Значит, думал я, кто пишет и кто носит форменную одежду, тот служит царю и отечеству. Что же они делают? Дядя не объяснял, его знакомые тоже не объясняли, и я думал: ужели у царя и отечества так много дела?.. Да, думал я, значит, они служат, и за это им дают чины такого рода, что они возвышаются во мнении других людей, гордятся этим, а раньше получения чина - хлопочут, чтобы получить этот первый чин. Дядя говорил, что получить чин не всякий может, что чиновник избавляется от телесного наказания и не платит никаких податей. "Что ж, - думал я, - поступлю и я на службу, коли уж дяде не хочется, чтобы я учился; буду и на службе учиться". "Это самое важное - служба коронная, - говорил дядя, - на эту службу не всяк может поступить, и чиновника никак нельзя сравнить с купцом, или мещанином, или солдатом, так же как нельзя сравнить почтальона с сортировщиком или почтмейстером". Дядя говорил это по своему понятию, потому что он очень рано поступил на коронную службу; служить купцу или вообще частному лицу - он считал последним делом, несмотря на то, что у этих господ служащие получали гораздо больше жалованья, чем коронные. "Там служит кто? - мещане… А мещане подати платят, рекрутов ставят; да и понравишься ты купцу - ладно, не понравишься - прогонит; а в нашей службе - шалишь: на все закон, силой не выгонишь". Но как дядя ни рассуждал, а я чувствовал, что мне не стерпеть этой тяжелой службы, что мне долго придется служить до чину, и я завидовал таким людям, которые на пятнадцатом году были уже чиновниками или на девятнадцатом году, кончивши курс в университетах, поступали столоначальниками губернских присутственных мест или становыми. "Служи, - говорил дядя, - я тридцать лет служу - и все жду чина…"
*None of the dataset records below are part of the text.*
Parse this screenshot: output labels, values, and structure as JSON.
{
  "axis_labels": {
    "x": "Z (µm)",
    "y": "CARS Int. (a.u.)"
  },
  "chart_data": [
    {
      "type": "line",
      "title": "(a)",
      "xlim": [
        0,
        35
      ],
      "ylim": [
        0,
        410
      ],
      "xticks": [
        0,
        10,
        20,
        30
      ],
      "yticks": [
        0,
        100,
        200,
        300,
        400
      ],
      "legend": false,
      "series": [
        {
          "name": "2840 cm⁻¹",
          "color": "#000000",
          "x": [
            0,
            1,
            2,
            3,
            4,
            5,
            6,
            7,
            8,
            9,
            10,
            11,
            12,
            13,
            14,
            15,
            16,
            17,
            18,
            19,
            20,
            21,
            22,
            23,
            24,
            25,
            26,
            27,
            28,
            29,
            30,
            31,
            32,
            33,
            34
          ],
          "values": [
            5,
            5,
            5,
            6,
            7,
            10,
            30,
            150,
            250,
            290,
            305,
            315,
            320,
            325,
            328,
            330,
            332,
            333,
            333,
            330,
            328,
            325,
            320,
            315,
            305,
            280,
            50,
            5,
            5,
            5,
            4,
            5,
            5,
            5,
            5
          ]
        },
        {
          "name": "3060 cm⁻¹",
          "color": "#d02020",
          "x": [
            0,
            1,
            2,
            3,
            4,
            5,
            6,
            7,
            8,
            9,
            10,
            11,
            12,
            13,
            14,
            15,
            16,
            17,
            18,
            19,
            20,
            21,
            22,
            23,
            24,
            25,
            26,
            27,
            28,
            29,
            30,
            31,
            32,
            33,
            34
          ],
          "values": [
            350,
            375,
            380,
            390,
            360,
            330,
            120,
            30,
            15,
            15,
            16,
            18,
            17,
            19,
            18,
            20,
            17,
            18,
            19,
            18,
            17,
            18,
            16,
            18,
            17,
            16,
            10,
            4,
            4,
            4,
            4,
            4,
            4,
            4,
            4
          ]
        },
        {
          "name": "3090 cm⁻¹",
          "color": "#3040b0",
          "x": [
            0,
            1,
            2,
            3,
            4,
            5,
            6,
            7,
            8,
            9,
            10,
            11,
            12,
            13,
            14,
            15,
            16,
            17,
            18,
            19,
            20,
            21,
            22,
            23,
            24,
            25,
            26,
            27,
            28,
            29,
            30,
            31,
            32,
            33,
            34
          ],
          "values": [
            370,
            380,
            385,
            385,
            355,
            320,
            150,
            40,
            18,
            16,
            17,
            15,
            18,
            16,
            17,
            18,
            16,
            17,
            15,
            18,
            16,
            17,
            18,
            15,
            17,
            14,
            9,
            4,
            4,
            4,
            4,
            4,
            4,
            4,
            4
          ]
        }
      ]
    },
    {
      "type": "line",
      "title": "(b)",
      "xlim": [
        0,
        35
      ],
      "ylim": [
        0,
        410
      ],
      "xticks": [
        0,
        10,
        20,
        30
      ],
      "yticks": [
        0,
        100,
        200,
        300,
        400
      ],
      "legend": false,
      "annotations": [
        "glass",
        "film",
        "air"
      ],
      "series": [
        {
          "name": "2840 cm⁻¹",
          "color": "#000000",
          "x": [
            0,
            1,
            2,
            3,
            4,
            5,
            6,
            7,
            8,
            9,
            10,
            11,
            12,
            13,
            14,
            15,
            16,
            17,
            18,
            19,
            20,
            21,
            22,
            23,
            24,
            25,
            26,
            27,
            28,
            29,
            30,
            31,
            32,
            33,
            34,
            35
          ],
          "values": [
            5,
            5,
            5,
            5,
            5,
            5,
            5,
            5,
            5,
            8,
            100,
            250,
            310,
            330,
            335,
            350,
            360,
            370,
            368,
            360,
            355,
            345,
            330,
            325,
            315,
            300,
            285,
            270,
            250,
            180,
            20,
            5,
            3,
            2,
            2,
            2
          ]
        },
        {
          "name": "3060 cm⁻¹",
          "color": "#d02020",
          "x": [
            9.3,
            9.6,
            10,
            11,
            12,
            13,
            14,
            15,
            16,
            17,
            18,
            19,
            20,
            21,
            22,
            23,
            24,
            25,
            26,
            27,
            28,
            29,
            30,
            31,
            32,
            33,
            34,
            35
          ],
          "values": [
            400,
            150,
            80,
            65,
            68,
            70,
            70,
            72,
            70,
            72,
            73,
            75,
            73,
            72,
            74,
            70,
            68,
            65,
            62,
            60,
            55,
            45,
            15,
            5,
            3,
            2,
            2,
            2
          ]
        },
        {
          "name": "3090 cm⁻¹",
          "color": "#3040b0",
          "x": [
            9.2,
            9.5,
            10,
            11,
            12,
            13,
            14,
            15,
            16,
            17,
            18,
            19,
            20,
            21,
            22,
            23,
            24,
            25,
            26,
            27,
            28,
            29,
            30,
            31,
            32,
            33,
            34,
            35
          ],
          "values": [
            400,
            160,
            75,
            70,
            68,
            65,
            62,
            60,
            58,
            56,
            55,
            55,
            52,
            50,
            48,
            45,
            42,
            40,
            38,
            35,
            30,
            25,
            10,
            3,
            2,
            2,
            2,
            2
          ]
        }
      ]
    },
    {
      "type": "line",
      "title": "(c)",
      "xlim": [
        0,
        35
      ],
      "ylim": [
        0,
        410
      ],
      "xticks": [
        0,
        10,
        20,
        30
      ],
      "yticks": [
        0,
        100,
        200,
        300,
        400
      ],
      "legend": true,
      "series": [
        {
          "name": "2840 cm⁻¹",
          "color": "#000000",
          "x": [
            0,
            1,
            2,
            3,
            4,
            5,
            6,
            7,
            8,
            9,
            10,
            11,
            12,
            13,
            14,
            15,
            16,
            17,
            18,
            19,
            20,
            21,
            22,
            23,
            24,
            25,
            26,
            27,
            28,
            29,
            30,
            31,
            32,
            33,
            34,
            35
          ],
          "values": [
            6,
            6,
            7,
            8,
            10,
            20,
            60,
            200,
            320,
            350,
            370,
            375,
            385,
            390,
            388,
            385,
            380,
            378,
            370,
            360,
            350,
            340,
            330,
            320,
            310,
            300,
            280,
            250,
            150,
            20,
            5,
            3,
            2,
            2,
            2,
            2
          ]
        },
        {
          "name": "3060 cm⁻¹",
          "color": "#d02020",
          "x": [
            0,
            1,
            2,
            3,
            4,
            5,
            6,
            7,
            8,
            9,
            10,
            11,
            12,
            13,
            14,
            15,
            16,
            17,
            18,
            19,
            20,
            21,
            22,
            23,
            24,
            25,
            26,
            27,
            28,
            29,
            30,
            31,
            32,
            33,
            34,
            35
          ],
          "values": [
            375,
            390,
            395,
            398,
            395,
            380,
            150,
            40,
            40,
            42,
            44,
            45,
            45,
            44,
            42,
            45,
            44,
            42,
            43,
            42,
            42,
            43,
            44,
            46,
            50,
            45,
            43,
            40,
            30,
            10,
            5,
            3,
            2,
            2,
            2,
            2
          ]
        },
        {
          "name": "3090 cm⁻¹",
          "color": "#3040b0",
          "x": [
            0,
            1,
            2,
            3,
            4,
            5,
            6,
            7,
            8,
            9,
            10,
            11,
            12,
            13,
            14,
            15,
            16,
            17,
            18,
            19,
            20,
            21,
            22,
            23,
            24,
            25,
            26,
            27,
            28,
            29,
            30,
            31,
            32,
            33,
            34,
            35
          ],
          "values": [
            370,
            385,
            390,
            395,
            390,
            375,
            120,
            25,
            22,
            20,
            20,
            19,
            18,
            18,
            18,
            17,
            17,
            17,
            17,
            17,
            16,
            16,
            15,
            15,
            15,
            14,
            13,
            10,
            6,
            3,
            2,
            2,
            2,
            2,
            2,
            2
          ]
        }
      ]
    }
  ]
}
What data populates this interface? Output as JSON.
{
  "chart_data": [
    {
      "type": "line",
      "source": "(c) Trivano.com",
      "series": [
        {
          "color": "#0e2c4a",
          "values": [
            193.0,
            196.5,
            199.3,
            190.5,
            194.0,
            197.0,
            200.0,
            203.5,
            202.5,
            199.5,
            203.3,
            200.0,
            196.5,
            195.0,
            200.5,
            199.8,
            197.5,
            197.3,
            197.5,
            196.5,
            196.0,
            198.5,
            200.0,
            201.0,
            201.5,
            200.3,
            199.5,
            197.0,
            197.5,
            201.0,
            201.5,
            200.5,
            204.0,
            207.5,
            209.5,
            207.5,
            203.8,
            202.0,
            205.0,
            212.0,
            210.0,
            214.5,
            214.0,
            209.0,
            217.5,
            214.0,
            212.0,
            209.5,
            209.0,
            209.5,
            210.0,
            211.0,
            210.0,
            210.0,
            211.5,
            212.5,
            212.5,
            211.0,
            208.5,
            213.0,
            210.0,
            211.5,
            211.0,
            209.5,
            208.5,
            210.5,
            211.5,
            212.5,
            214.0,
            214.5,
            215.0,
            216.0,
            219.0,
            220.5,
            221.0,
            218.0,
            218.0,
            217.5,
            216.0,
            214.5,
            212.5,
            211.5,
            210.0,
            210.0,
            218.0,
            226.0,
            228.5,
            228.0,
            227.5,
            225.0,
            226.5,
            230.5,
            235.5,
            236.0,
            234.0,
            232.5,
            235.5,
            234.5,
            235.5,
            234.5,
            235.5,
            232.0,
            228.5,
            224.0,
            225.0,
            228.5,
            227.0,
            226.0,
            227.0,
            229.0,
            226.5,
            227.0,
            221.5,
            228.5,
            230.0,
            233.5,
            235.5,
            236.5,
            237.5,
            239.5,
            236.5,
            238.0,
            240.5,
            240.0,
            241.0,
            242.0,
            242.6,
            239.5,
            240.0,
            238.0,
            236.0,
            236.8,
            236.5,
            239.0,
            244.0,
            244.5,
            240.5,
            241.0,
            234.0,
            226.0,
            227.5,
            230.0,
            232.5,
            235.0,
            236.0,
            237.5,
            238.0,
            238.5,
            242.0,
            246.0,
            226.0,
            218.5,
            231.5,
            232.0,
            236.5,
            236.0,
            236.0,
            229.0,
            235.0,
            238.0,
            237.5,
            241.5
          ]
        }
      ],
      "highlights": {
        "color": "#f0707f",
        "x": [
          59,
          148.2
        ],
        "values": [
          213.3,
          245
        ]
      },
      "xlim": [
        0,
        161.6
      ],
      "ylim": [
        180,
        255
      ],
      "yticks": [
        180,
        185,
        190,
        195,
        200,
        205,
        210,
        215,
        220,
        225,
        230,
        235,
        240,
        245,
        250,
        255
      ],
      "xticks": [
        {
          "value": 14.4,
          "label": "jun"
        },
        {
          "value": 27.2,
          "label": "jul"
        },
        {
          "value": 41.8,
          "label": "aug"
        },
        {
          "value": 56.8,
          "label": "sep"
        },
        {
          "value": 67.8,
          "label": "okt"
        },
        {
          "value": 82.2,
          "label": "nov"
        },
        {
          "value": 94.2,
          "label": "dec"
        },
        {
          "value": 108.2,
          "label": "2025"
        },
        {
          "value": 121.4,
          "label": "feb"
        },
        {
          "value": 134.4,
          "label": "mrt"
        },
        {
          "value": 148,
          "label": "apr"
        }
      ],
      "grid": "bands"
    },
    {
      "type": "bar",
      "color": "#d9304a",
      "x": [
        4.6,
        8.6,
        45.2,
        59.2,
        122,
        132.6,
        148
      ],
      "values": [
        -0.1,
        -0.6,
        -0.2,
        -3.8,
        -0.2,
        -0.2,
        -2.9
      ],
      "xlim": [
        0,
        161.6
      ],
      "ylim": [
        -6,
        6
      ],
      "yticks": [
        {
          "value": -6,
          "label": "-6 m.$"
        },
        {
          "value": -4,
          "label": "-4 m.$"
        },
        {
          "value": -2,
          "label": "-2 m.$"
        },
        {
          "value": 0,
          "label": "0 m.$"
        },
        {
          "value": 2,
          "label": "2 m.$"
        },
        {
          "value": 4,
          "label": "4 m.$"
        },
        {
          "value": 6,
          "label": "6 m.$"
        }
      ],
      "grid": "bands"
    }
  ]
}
Дядя ждал первого чина, как чего-то великого, особенного, что должно точно переделать его. Он никак не думал, что бог пошлет ему эту благодать, потому что ни отец его, ни вся его родня не имели чинов. Я тоже ждал этого чина и думал: что это такое? как из нечиновного дядя превратится в чиновника? Четыре раза по каким-то причинам ему отказывали от чина, и дядя каждый раз печалился от этих отказов. Чин ему нужен был еще и потому, что ему хотелось получить должность почтмейстера, а без чина его не хотели определить, хотя он и исправлял, во время отсутствия почтмейстеров, их должности. Каждую почту он справлялся в "Сенатских ведомостях": не произведен ли он в чин, и один раз сам, своими глазами, увидел в "Сенатских ведомостях" свою фамилию и производство его в коллежские регистраторы. С неописанным восторгом дядя сообщил это тетке, которая от радости заплакала, но все еще плохо верила.

- Ты бы хорошенько посмотрел.

- Уж не беспокойся… Произведен.

- Слава тебе господи! А ты бы еще посмотрел.

По этому случаю тетка, носившая на голове косынку, купила теперь шляпку. Она была того убеждения, что шляпку следует носить только чиновницам. Особенной перемены я не заметил ни в дяде, ни в тетке: дядя только хвалился своим чиновничеством.

- Теперь меня ни одна свинья не смеет обижать, - говорил он храбро.

- Ты бы того… Да у тебя в котором месте чин-то?

- Чин в голове!

Тетка не понимала: она предполагала в чине какое-нибудь отличие.

- Все бы надо что-нибудь…

- На бумаге произвели - прямо в коллежские регистраторы… Да.

- Ты бы сюртук с позументом заказал.

- Закажу, когда буду почтмейстером… А мне, слышь, плохо верится, что я произведен в чин. Чин-чин, говорят… Они бы звезду какую-нибудь дали.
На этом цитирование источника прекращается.